Champaign, Ill. (WCIA)
Illinois residents, brace yourselves for the arrival of an unwelcome visitor: the Spotted Lanternfly (Lycorma delicatula), a menacing non-native insect originating from Asia. With recent sightings in Cook County this September, the invasion is now a reality, bringing potential threats to the local ecosystem.
Joining us to shed light on this matter is Ryan Pankau, a distinguished Horticulture Educator from the University of Illinois Extension.
The Spotted Lanternfly is not to be taken lightly. While it won’t necessarily kill plants, it poses a significant threat to the well-being of over 100 species of landscape plants. Its preferred hosts include the infamous Tree of Heaven, wild grapevines, willow, birch, red maple, and silver maple.
Farmers, vineyard owners, and gardeners, in particular, should be vigilant, as the Spotted Lanternfly can wreak havoc on fruit crops, with grapes being especially vulnerable. Vigilance is crucial, as early detection can play a pivotal role in preventing the spread of this destructive insect.

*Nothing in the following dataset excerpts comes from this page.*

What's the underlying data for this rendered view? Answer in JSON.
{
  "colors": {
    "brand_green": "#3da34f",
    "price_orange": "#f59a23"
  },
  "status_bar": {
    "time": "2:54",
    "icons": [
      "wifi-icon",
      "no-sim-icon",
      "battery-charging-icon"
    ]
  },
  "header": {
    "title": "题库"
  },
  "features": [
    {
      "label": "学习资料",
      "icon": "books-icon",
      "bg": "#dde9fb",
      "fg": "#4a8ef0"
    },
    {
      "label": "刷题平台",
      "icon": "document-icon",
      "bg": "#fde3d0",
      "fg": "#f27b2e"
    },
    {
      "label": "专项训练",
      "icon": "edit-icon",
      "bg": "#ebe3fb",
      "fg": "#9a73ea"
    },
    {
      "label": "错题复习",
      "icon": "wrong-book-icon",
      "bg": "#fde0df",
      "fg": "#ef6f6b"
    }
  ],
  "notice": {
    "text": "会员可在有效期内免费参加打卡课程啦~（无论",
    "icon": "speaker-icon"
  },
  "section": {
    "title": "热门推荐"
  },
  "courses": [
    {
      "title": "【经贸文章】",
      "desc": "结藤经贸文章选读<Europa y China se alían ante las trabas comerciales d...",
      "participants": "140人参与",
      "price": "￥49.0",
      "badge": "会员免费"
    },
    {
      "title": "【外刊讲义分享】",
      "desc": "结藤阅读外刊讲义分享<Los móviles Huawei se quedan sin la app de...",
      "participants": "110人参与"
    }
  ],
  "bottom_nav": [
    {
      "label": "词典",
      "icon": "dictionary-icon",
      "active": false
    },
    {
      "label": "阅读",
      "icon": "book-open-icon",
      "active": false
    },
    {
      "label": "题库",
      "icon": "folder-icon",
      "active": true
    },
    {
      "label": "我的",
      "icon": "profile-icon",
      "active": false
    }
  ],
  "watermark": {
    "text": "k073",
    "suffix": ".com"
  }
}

“We urge all Illinois residents to remain vigilant and report any sightings of the Spotted Lanternfly to their local extension office or via email at firstname.lastname@example.org,” emphasizes Pankau.
As we brace ourselves for the impact of this invasion, it’s essential to be aware of the signs and symptoms of an infestation, especially on Tree of Heaven. Join hands with the community to protect our local greenery and ensure a resilient environment for future generations.